One hopes that Leicester would be “able to do anything” with the many millions they will receive from Wesley Fofana’s eventual sale. The Foxes took their time but have acquiesced to the player’s wishes and should be left with a small fortune to play with.

The reality is that they will only be able to spend a cut of the fee on the next centre-half the elite decide they like the look of in a few years. With the shortlist so limited and time a major factor, it might be better chasing a rich club’s cast-offs rather than trying to procure another team’s starter at such short notice. PSG probably wouldn’t even notice Abdou Diallo has gone.

 

2) Conor Gallagher to Crystal Palace
It felt as though everything was planned and played out perfectly. Conor Gallagher joined Chelsea at the age of eight and thus experienced the full Chelsea curriculum before being allowed to branch out, albeit with a harness attached to ensure his expeditious return.

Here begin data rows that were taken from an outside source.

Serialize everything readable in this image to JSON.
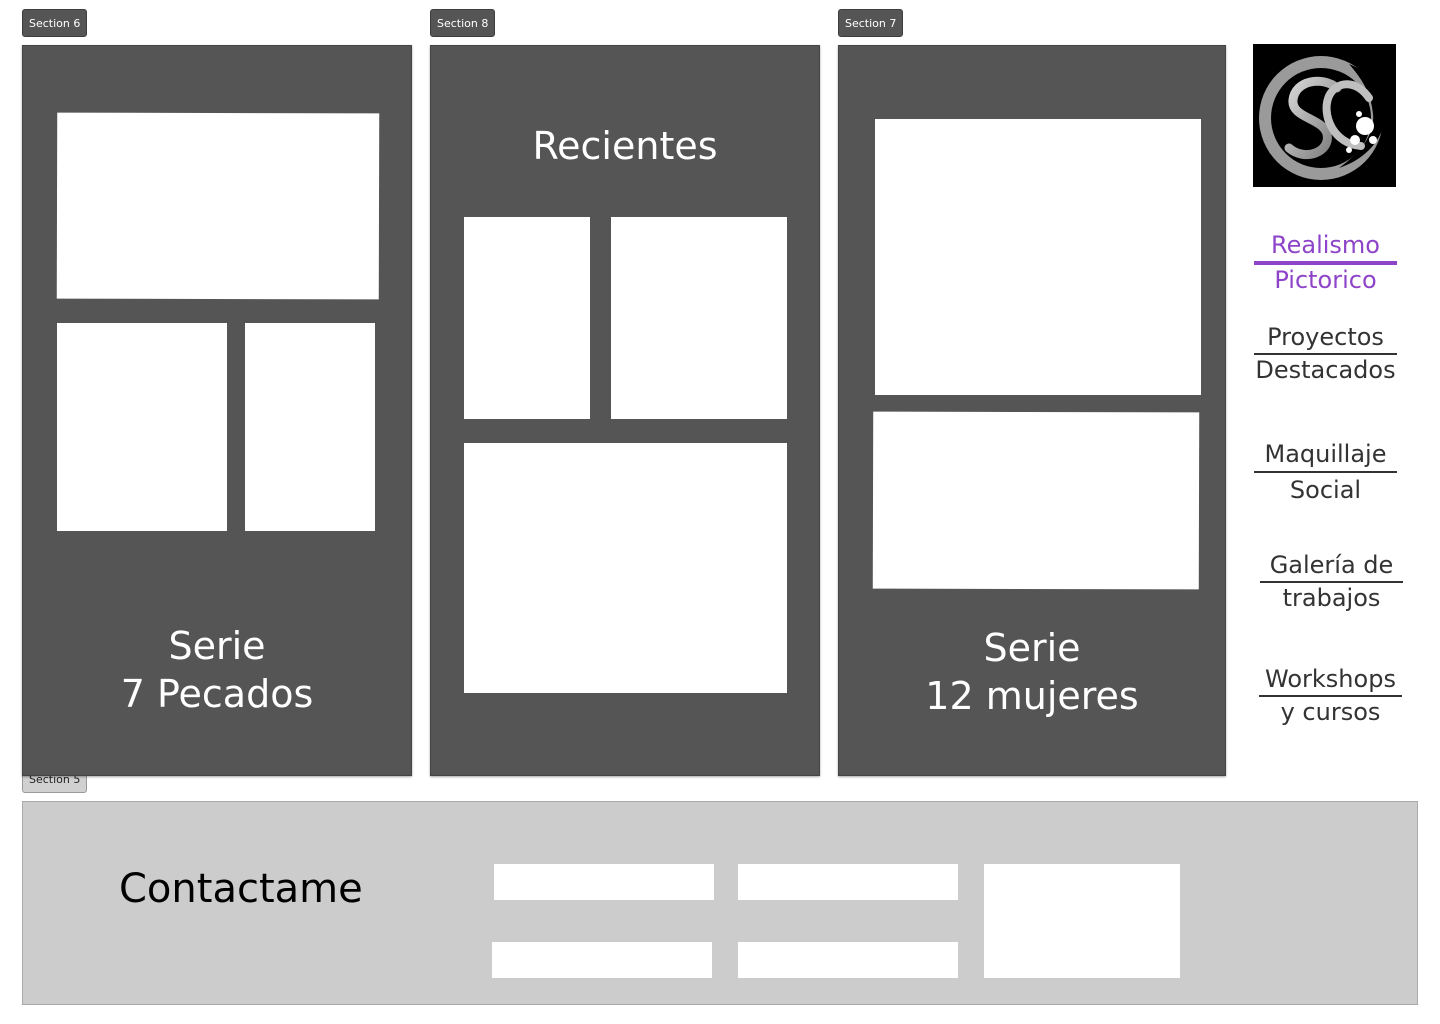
{
  "frames": {
    "section6": "Section 6",
    "section8": "Section 8",
    "section7": "Section 7",
    "section5": "Section 5"
  },
  "panels": {
    "siete_pecados": {
      "line1": "Serie",
      "line2": "7 Pecados"
    },
    "recientes": {
      "title": "Recientes"
    },
    "doce_mujeres": {
      "line1": "Serie",
      "line2": "12 mujeres"
    }
  },
  "logo": {
    "letters": "SC",
    "icon": "sc-monogram-logo"
  },
  "nav": {
    "items": [
      {
        "line1": "Realismo",
        "line2": "Pictorico",
        "active": true
      },
      {
        "line1": "Proyectos",
        "line2": "Destacados",
        "active": false
      },
      {
        "line1": "Maquillaje",
        "line2": "Social",
        "active": false
      },
      {
        "line1": "Galería de",
        "line2": "trabajos",
        "active": false
      },
      {
        "line1": "Workshops",
        "line2": "y cursos",
        "active": false
      }
    ]
  },
  "contact": {
    "title": "Contactame",
    "fields": {
      "field1": "",
      "field2": "",
      "field3": "",
      "field4": "",
      "message": ""
    }
  },
  "colors": {
    "panel": "#555555",
    "accent": "#8e44c8",
    "nav_text": "#333333",
    "contact_bg": "#cccccc"
  }
}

There was a gradual escalation of loan moves and the midfielder was even allowed to skip the Vitesse chapter of the Stamford Bridge experience. Gallagher instead went to Charlton in a Championship relegation battle, Swansea in a tussle for second-tier promotion, West Brom in a top-flight fight to avoid the drop and then Crystal Palace, lodged firmly in mid-table.

That was the prelude to his grand return this summer as a Chelsea lifer with experience elsewhere. Yet potential suitors have been heartened by his Blues blues: Gallagher was a stoppage-time substitute against Everton; came on late while beating Tottenham in an eventual draw; was substituted after a dizzying hour in defeat to Leeds; and was sent off after half an hour against Leicester.

If a £27m Palace bid doesn’t tempt Chelsea, the lurking Newcastle might be willing to test their resolve before the deadline.

 

1) Pierre-Emerick Aubameyang to Chelsea
For all the derision reserved for their abandoned shadowing of Anthony Gordon, it could be said that Chelsea’s move for Pierre-Emerick Aubameyang is similarly baffling.

The Blues have, as yet, not accepted that their striker curse cannot be overturned through such basic methods as just signing more players. They could do with a reliable goalscorer, even with Raheem Sterling assuming much of that burden already.

But a 33-year-old on substantial wages offers a short-term answer to a question that Chelsea can afford to mull over: no player has scored more than 20 goals in a season for them since Eden Hazard left, and they’ve won the Champions League, Super Cup and Club World Cup while reaching four other finals in that time.

That is even before noting that Aubameyang failed to score in his last five Premier League starts for Arsenal, who might still have their dossier lying around somewhere.